Description
The seminar aims to provide students with a clear understanding of the various sensors used in robotics and the techniques used to process the collected data. One of the fundamental aspects of robotic design involves understanding the external environment, and the robot’s own internal state. Based on this information, the robot is then expected to make decisions (automation) and carry out the necessary tasks (actuation). Thus, understanding how various sensors work, and more importantly, selecting the appropriate sensors based on the parameters being measured, is going to be crucial when designing an efficient robotic system.

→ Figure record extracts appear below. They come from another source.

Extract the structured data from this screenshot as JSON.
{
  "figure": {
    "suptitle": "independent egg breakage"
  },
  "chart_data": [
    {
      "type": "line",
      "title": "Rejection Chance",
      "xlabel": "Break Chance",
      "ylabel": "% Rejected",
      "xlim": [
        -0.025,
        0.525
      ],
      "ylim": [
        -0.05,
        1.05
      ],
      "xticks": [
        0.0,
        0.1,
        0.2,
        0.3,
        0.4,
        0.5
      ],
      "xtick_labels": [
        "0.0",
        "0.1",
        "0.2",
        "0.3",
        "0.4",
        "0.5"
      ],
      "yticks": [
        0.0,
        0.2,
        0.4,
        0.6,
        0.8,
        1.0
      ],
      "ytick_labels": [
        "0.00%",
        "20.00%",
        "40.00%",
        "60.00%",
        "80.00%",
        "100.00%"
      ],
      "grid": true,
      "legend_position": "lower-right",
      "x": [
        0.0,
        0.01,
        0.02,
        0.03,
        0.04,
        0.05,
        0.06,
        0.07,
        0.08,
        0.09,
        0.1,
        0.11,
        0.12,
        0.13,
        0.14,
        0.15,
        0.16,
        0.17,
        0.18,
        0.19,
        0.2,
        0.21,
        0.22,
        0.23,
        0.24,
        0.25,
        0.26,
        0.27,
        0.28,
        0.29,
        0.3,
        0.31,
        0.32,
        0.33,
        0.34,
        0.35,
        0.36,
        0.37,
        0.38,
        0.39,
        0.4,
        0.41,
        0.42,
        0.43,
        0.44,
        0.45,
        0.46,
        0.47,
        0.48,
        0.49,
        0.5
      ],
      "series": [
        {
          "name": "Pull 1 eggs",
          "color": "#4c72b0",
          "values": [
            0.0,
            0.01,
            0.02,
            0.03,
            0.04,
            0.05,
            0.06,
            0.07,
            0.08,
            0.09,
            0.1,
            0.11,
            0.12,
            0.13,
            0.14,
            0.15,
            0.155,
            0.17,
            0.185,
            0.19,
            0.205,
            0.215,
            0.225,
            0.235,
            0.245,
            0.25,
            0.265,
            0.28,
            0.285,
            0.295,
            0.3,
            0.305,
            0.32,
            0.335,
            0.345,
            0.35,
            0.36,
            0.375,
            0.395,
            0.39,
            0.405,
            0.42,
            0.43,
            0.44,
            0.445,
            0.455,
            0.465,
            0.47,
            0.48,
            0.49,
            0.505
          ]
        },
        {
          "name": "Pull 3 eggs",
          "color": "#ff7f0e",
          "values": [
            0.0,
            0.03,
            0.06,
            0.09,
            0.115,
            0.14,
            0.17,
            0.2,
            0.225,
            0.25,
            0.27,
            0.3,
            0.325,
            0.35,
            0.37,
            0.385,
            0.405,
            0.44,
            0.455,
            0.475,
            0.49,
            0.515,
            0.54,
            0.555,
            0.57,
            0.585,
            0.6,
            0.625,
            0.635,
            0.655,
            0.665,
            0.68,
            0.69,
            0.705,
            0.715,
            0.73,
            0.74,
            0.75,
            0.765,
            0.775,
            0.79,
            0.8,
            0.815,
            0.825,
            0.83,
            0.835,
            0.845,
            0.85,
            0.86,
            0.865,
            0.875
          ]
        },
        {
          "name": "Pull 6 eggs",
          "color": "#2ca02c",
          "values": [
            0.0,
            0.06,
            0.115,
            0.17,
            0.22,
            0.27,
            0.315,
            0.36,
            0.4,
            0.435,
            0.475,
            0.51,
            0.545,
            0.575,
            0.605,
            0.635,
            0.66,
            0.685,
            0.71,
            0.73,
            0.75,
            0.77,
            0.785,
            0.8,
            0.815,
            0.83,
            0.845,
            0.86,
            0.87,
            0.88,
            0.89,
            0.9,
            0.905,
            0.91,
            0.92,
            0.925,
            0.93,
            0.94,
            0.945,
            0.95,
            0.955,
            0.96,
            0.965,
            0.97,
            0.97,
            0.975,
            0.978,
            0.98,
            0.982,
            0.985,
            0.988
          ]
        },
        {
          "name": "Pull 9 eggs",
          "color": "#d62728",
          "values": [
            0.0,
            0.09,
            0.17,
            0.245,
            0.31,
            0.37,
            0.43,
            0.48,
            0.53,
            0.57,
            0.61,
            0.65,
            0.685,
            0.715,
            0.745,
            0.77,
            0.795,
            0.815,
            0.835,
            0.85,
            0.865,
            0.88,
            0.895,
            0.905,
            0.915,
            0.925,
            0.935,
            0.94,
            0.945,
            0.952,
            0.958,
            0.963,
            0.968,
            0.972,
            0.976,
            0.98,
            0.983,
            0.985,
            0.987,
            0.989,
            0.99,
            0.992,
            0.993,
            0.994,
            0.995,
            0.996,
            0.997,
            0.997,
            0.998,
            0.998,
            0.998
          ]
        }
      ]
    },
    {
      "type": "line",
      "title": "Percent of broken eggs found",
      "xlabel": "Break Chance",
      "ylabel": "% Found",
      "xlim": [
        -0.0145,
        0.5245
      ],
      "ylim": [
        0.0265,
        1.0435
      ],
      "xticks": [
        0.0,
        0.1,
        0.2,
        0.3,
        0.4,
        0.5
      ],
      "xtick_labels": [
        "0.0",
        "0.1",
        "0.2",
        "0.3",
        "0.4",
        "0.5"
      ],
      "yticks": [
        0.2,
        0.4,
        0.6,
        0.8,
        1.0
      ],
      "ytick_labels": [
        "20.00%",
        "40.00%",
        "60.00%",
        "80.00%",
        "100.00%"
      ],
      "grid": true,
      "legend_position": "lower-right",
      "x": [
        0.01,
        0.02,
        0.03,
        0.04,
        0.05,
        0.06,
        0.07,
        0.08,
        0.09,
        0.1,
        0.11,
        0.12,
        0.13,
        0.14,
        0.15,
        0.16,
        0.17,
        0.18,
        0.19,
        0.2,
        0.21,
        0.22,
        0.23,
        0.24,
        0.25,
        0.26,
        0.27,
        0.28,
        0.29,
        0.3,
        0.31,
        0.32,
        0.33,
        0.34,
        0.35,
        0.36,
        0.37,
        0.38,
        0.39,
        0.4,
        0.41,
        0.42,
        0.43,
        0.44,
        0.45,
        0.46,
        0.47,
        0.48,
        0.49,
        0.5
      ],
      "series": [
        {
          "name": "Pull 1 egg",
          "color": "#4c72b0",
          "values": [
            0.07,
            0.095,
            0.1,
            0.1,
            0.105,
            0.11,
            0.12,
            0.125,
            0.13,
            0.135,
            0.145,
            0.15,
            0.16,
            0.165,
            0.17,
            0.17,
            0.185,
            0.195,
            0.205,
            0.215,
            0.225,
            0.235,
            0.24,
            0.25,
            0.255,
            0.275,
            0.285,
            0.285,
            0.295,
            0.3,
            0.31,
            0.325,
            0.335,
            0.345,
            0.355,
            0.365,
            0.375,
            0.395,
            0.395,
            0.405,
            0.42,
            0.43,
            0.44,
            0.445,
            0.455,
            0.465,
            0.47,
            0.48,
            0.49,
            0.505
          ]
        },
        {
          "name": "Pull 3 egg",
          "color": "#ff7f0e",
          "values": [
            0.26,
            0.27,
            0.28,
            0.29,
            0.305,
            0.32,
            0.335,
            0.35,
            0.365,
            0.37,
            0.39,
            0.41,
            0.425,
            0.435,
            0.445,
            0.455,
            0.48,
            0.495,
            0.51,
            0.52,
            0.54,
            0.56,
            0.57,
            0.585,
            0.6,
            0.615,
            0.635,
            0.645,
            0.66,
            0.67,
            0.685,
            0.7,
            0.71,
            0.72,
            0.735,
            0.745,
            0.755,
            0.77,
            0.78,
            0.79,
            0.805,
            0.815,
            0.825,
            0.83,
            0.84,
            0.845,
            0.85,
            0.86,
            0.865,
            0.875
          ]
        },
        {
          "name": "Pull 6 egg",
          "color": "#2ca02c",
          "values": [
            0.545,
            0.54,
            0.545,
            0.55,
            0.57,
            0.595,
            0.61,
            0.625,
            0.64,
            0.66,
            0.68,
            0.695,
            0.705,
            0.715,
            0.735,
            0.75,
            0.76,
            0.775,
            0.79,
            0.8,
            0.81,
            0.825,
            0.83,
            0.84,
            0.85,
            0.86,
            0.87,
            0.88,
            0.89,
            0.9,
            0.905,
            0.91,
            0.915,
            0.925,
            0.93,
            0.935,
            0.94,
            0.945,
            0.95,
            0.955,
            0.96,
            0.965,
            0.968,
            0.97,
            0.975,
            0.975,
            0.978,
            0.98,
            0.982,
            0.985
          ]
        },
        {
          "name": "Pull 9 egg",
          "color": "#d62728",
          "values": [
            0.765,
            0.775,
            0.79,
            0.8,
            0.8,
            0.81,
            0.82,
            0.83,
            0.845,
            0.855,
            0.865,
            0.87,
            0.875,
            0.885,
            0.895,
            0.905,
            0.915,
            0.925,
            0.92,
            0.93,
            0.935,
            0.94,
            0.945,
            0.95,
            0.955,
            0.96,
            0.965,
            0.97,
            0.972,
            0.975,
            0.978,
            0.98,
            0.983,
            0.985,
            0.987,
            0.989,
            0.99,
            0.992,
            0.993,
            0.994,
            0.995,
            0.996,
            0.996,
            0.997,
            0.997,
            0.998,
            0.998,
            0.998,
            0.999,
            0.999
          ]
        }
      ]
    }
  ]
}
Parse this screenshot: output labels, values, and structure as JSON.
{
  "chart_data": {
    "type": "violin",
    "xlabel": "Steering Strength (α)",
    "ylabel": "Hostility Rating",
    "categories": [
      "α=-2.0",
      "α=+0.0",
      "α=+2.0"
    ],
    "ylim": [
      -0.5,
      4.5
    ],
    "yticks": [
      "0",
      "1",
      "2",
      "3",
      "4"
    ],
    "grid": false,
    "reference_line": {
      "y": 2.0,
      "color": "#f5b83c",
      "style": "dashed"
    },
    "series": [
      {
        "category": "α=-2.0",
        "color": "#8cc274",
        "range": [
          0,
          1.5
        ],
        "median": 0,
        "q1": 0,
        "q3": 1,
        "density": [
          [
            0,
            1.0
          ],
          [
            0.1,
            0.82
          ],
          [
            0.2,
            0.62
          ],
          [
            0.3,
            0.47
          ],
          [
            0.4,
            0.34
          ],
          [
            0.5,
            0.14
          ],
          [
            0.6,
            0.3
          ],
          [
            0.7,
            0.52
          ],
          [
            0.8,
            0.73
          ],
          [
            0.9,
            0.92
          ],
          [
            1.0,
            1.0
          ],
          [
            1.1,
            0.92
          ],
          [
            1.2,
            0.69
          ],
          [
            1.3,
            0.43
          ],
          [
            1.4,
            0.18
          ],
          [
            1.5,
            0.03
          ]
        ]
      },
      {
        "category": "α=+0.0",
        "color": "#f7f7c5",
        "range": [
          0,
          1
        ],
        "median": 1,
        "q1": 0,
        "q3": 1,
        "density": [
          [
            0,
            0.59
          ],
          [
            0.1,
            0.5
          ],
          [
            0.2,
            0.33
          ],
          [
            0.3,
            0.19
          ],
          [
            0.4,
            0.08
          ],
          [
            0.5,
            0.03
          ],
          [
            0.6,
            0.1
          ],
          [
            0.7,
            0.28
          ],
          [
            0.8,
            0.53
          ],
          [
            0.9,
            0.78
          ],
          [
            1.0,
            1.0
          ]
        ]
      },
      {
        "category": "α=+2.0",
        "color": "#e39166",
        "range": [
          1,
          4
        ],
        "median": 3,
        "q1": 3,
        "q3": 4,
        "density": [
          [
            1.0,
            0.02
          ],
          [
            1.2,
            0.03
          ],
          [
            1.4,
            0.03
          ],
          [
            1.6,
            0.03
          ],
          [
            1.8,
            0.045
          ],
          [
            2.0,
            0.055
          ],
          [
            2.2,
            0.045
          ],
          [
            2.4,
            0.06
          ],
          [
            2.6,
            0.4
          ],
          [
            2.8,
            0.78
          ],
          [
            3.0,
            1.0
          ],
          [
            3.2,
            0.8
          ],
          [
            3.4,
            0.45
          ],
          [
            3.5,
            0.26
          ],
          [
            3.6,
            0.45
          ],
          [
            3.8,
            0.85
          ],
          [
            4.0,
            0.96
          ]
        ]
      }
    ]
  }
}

A range of topics will be covered as part of this seminar, starting with an overview of the basics, the use of appropriate sensors to gather relevant data about the environment, various processing techniques for different types of sensors, and the analysis of collected sensor data.
Given its versatility in terms of application, computer vision has become an extremely vital discipline within the topic of sensing. The seminar will also focus on using a camera (RGB and RGBD) and its applications in robotics, including object recognition and tracking, as well as the analysis of collected sensor data, using image processing techniques as well as machine learning, for the purpose of decision making and control.
Learning Objectives
On successful completion of this seminar, the student will be able to:
- Understand the principles and functionalities of different types of sensors used in robotics, including how they are used to gather data about the environment.
- Collect data from various sensors and apply processing techniques to gain a better understanding of the parameter being measured.
- Develop an understanding of various image processing and machine learning methods to perform object detection, recognition and tracking using computer vision.
- Apply concepts and techniques learned to real-world robotics problems.